It's been an entire week since your last confession and there's been a lot of good, solid sinning going on across the country. Check out the top 9 and don't forget to submit your misdeeds to our submission page!

I'm currently training at a Navy college but one of the guys in my room is the biggest douche and suckup you could ever meet. I'm training in bomb disposal so decided to get back at him by making sure all the clothes he packed for his visit home were covered in traces of explosives and gun shot residue knowing he was flying. Police dogs, airport and explosives residue. He was detained for 12 hours too bad I missed it. Next time you wake me up in the middle of the night to tell me you've read my essay and it's wrong it'll be worse.
Jim D.

I was at my girlfriend's apartment and we were stirring at roughly 1 in the morning. We decided of all things to make muffins, while we were cooking we noticed some strange gasping noises coming from her roommate's room which had the door left ajar. My girlfriend thought she was just having a horrible dream, and she decided to investigate. She was about to approach her door before I stopped her, I realized what she was doing. She was masturbating loudly with her door wide open.
Marco V.

My roommates are awesome. I wanted to start off with that. I do, on the other hand, who has this one roommate who seems to lost the understanding of imaginary boundaries. He is Pre-Med, so I would assume he would understand, and maybe even think the same as I do, but I am severely wrong. He is one of those guys who will reach down, and grab a handful of your dinner, grab your pop, water, coffee, etc. and just take a drink out of it right in front of you. And I don't mean, "Just a drink". He gulps and gulps. And it isn't once here and there. It's every few minutes. He's generally addied out, which I'm assuming he's probably pilfering mine, so he's insanely thirsty three quarters of the day. It legitimately grosses me out, so, to avoid confrontation over such a small issue, I now backwash every time I drink. If your reading this, quit drinking my shit. Get your own jackass. Hows my spit taste asswipe?
Tim KeepYo'PawsOffMyShit from SVSU

Whenever I'm in the bathroom and my roommate has to go, she doesn't knock or ask me to hurry up… she stands outside the door in silence. It's not like it's a thick door – I can hear everything, and so can she. It doesn't matter how long I'm in there, she'll just stay there and when I've asked her not to do that because it creeps me out, she doesn't see anything wrong with it. So now, when I hear her walk up and just stand there, I find as many things to do as I can to make her wait longer – including scrubbing the scum out of the of the sink with her toothbrush. Sorry, you're a good roommate and all, but I'm not into people listening to me shit.

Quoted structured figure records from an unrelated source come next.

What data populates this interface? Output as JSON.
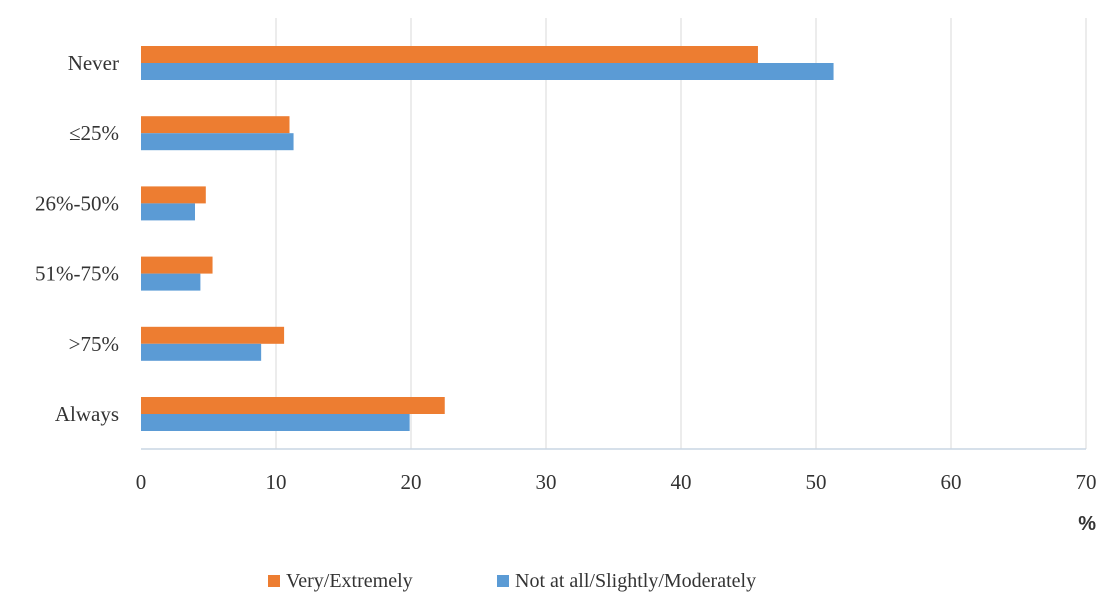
{
  "chart_data": {
    "type": "bar",
    "orientation": "horizontal",
    "categories": [
      "Never",
      "≤25%",
      "26%-50%",
      "51%-75%",
      ">75%",
      "Always"
    ],
    "series": [
      {
        "name": "Very/Extremely",
        "color": "#ED7D31",
        "values": [
          45.7,
          11.0,
          4.8,
          5.3,
          10.6,
          22.5
        ]
      },
      {
        "name": "Not at all/Slightly/Moderately",
        "color": "#5B9BD5",
        "values": [
          51.3,
          11.3,
          4.0,
          4.4,
          8.9,
          19.9
        ]
      }
    ],
    "xlim": [
      0,
      70
    ],
    "xticks": [
      0,
      10,
      20,
      30,
      40,
      50,
      60,
      70
    ],
    "xlabel": "%",
    "grid": true,
    "legend_position": "bottom"
  }
}
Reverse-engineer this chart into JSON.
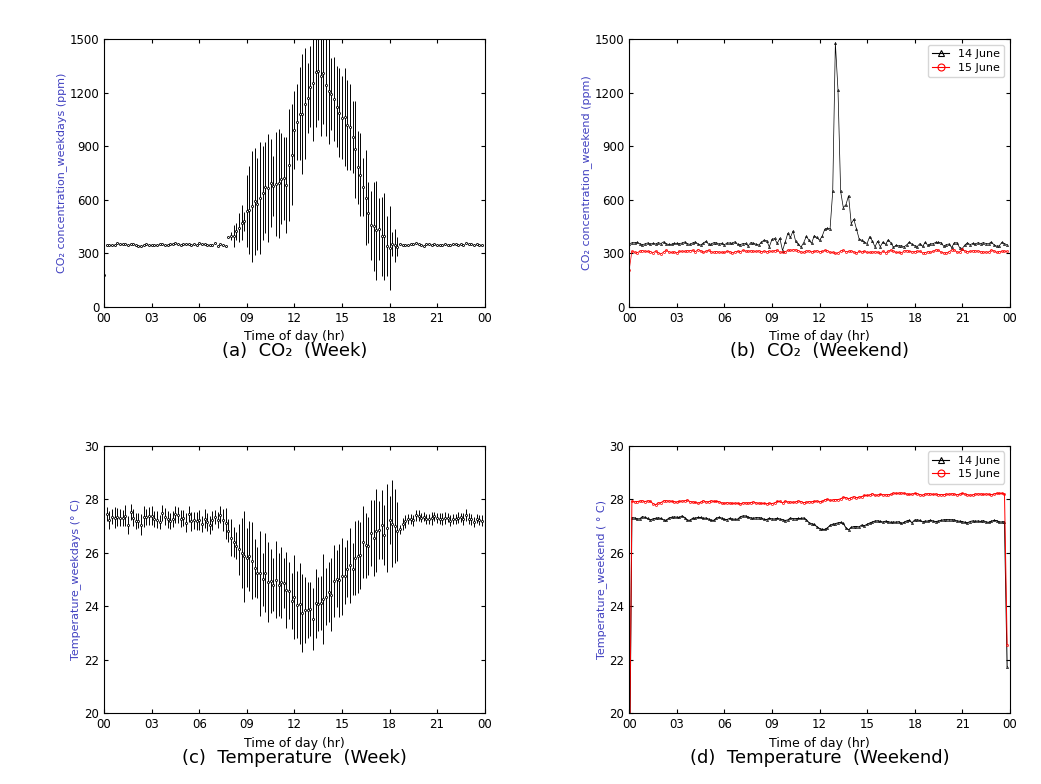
{
  "fig_width": 10.41,
  "fig_height": 7.84,
  "background_color": "#ffffff",
  "subplots": [
    {
      "label": "(a)  CO₂  (Week)",
      "ylabel": "CO₂ concentration_weekdays (ppm)",
      "ylabel_color": "#4040c0",
      "xlabel": "Time of day (hr)",
      "ylim": [
        0,
        1500
      ],
      "yticks": [
        0,
        300,
        600,
        900,
        1200,
        1500
      ],
      "xtick_labels": [
        "00",
        "03",
        "06",
        "09",
        "12",
        "15",
        "18",
        "21",
        "00"
      ]
    },
    {
      "label": "(b)  CO₂  (Weekend)",
      "ylabel": "CO₂ concentration_weekend (ppm)",
      "ylabel_color": "#4040c0",
      "xlabel": "Time of day (hr)",
      "ylim": [
        0,
        1500
      ],
      "yticks": [
        0,
        300,
        600,
        900,
        1200,
        1500
      ],
      "xtick_labels": [
        "00",
        "03",
        "06",
        "09",
        "12",
        "15",
        "18",
        "21",
        "00"
      ],
      "legend": [
        {
          "label": "14 June",
          "color": "black",
          "marker": "^"
        },
        {
          "label": "15 June",
          "color": "red",
          "marker": "o"
        }
      ]
    },
    {
      "label": "(c)  Temperature  (Week)",
      "ylabel": "Temperature_weekdays (° C)",
      "ylabel_color": "#4040c0",
      "xlabel": "Time of day (hr)",
      "ylim": [
        20,
        30
      ],
      "yticks": [
        20,
        22,
        24,
        26,
        28,
        30
      ],
      "xtick_labels": [
        "00",
        "03",
        "06",
        "09",
        "12",
        "15",
        "18",
        "21",
        "00"
      ]
    },
    {
      "label": "(d)  Temperature  (Weekend)",
      "ylabel": "Temperature_weekend ( ° C)",
      "ylabel_color": "#4040c0",
      "xlabel": "Time of day (hr)",
      "ylim": [
        20,
        30
      ],
      "yticks": [
        20,
        22,
        24,
        26,
        28,
        30
      ],
      "xtick_labels": [
        "00",
        "03",
        "06",
        "09",
        "12",
        "15",
        "18",
        "21",
        "00"
      ],
      "legend": [
        {
          "label": "14 June",
          "color": "black",
          "marker": "^"
        },
        {
          "label": "15 June",
          "color": "red",
          "marker": "o"
        }
      ]
    }
  ],
  "caption_fontsize": 13
}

One night I had a date with my boyfriend and was getting ready in the shower. He had repeatedly promised to eat me out in the car, so I went for my razor to make sure all was smooth downstairs. Unfortunately, my razor was missing from my shower basket. I had no choice but to use the nearest one to the shower. Whoever's razor that was, sorry girl.

You're a douchbag. You eat my food, trash our room and constantly brag to me about how oblivious youre girlfriend is that youre cheating on her. Well my friend after you locked me out of our room last week to sleep with youre ugly as sin sidegirl I went to your girlfriend's appartment and told her everything. She told me she already knew and we should hook up to get back at you. We did and if there's a god in heaven I'll be at home when you reach the bottom of youre mayo jar and find the condom I used that night.
John S. from East Carolina University

I am a girl, you're my guy roommate. You have an annoying habit of barging into rooms unexpectedly, and therefore have walked in on me masturbating a bunch of times (I should probably stop doing it in the afternoons). I'm always under the covers, so I pretend that I've been napping. You seem pretty oblivious to what's really going down, so it doesn't bug me too much. But would it kill ya to knock? Your presence wrecks the mood, so I have to start all over once you leave.
Francie M.

I was looking up porn the other day and couldn't really hear it over my music, so I continued turning up the volume only to realize I had my ipod on and that my roommate was OK listening to porn with another guy for about an hour.
Chris H. from Loyola University

After a party I brought this girl back to my room. After we hooked up my other roommate and my friend who was visiting were going to run the train on her (her nick-name was brianna choo choo). Seperately of course. Well during my friend's train ride my roomate was getting a little too anxious. While my friend was riding the caboose my roommate reached around in front of the girl and touched my friends penis. Well it ruined the mood and my friend threw the condom off pissed off. I think my roomate was to drunk to realize what he did. The next day my crew and practically the whole school was calling him "PT" for the whole rest of the year. I told practically everyone what happened. It drove him to the point of crying – his new new nickname for his entire college attendence was Penis Toucher – PT for short.